Cops didn’t arrest me, she just apparently didn’t exist after that.
I wasn’t charged with anything, but the officer’s suggestion to basically clam up was the real goal of her legal threat.
But see after she did this she continued to follow me on Twitter under other accounts she ran and for a while I let her, seeing if she’d come to her senses and we could talk like civilized people. I knew from the get go that she hadn’t unfollowed Adam, and still had him listed as a friend on Flickr, meaning he could see all of her photos, even ones blocked for friends and family only. I had taken her and her husband off my Flickr immediately.
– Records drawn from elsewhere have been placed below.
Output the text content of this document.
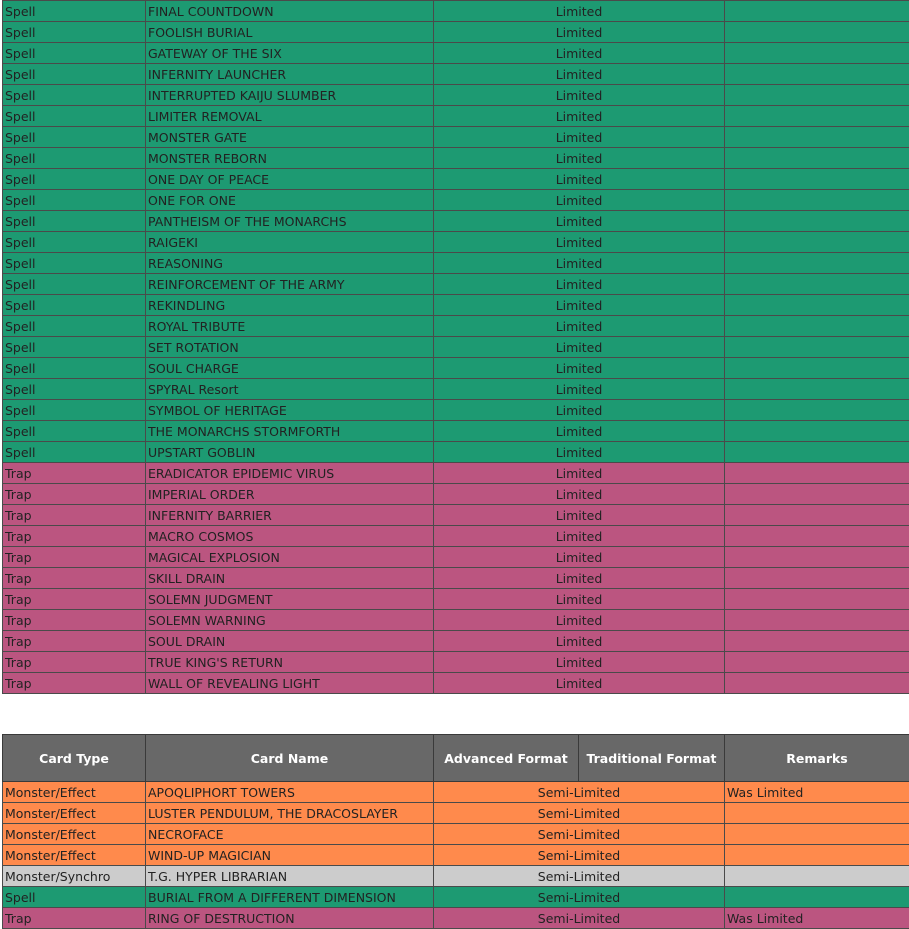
Spell	FINAL COUNTDOWN	Limited	
Spell	FOOLISH BURIAL	Limited	
Spell	GATEWAY OF THE SIX	Limited	
Spell	INFERNITY LAUNCHER	Limited	
Spell	INTERRUPTED KAIJU SLUMBER	Limited	
Spell	LIMITER REMOVAL	Limited	
Spell	MONSTER GATE	Limited	
Spell	MONSTER REBORN	Limited	
Spell	ONE DAY OF PEACE	Limited	
Spell	ONE FOR ONE	Limited	
Spell	PANTHEISM OF THE MONARCHS	Limited	
Spell	RAIGEKI	Limited	
Spell	REASONING	Limited	
Spell	REINFORCEMENT OF THE ARMY	Limited	
Spell	REKINDLING	Limited	
Spell	ROYAL TRIBUTE	Limited	
Spell	SET ROTATION	Limited	
Spell	SOUL CHARGE	Limited	
Spell	SPYRAL Resort	Limited	
Spell	SYMBOL OF HERITAGE	Limited	
Spell	THE MONARCHS STORMFORTH	Limited	
Spell	UPSTART GOBLIN	Limited	
Trap	ERADICATOR EPIDEMIC VIRUS	Limited	
Trap	IMPERIAL ORDER	Limited	
Trap	INFERNITY BARRIER	Limited	
Trap	MACRO COSMOS	Limited	
Trap	MAGICAL EXPLOSION	Limited	
Trap	SKILL DRAIN	Limited	
Trap	SOLEMN JUDGMENT	Limited	
Trap	SOLEMN WARNING	Limited	
Trap	SOUL DRAIN	Limited	
Trap	TRUE KING'S RETURN	Limited	
Trap	WALL OF REVEALING LIGHT	Limited	
Card Type	Card Name	Advanced Format	Traditional Format	Remarks
Monster/Effect	APOQLIPHORT TOWERS	Semi-Limited		Was Limited
Monster/Effect	LUSTER PENDULUM, THE DRACOSLAYER	Semi-Limited		
Monster/Effect	NECROFACE	Semi-Limited		
Monster/Effect	WIND-UP MAGICIAN	Semi-Limited		
Monster/Synchro	T.G. HYPER LIBRARIAN	Semi-Limited		
Spell	BURIAL FROM A DIFFERENT DIMENSION	Semi-Limited		
Trap	RING OF DESTRUCTION	Semi-Limited		Was Limited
A few months went by and I realized that not only was she still following me on Twitter under a different account, my photos were appearing regularly on her husband’s Flickr homepage, and she still had my husband listed as a friend.
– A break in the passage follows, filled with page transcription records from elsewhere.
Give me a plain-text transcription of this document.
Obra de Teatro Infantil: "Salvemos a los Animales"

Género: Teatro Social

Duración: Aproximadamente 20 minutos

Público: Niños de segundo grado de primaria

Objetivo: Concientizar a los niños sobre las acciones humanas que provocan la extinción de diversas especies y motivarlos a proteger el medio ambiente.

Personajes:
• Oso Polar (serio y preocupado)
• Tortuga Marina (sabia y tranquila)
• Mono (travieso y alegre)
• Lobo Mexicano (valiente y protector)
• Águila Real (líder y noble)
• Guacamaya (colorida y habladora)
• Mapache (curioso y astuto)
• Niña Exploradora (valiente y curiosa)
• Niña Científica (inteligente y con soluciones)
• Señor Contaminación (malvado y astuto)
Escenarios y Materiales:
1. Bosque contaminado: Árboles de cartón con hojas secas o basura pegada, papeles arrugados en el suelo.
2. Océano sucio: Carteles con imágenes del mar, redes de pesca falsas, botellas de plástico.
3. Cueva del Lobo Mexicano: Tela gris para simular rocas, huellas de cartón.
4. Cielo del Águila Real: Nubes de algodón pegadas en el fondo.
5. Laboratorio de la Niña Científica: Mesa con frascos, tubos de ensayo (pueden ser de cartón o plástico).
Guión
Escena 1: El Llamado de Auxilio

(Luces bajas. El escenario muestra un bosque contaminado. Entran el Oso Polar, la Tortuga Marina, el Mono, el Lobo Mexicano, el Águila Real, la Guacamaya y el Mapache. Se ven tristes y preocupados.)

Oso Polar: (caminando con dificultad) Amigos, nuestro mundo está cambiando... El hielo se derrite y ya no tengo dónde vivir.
I messaged the mr, this problem was between the girls, and told him that what they were doing was malicious. Keeping me at bay while still accessing my life was having it both ways, I felt totally played but I cut contact as suggested all the while knowing that was what she wanted all along. I offered to drop the whole thing, and again, offered to act human. We both got dropped as requested, and they were out of our lives.

But you try living online and avoiding people.

This morning I woke up to find myself blocked from a contest that last year I won runner up in. If you read the comments on my Best of 604 post, the post by the blogger who finished behind me, and the comments made by the organizer herself, in most circles I am considered the winner. This in no way means that I can’t be nominated, but honestly I don’t feel I deserve to win, I didn’t blog for three months of last year, mostly due to this mind you, it was one of the most violating and cruelest things someone who actually knew me had ever done to me. But the fact remains I’m blocked. She is going to be interviewing past winners and well, I’d be one of those, the category I was in had the most blogs nominated and most votes cast and I didn’t even do one post on it, until after. I have never openly campaigned for anything I’ve been nominated for in my life.

If somebody nominates me this year, all I want is some maturity instead of the smoke show and tear gas. If we ladies can’t get along, how can we expect peace in the Middle East? We both got hurt, but it was a speedbump miles and miles ago, a dime on the horizon. It never should have come to this. And I am sickened by us both.



"I wish I could self reflect like that."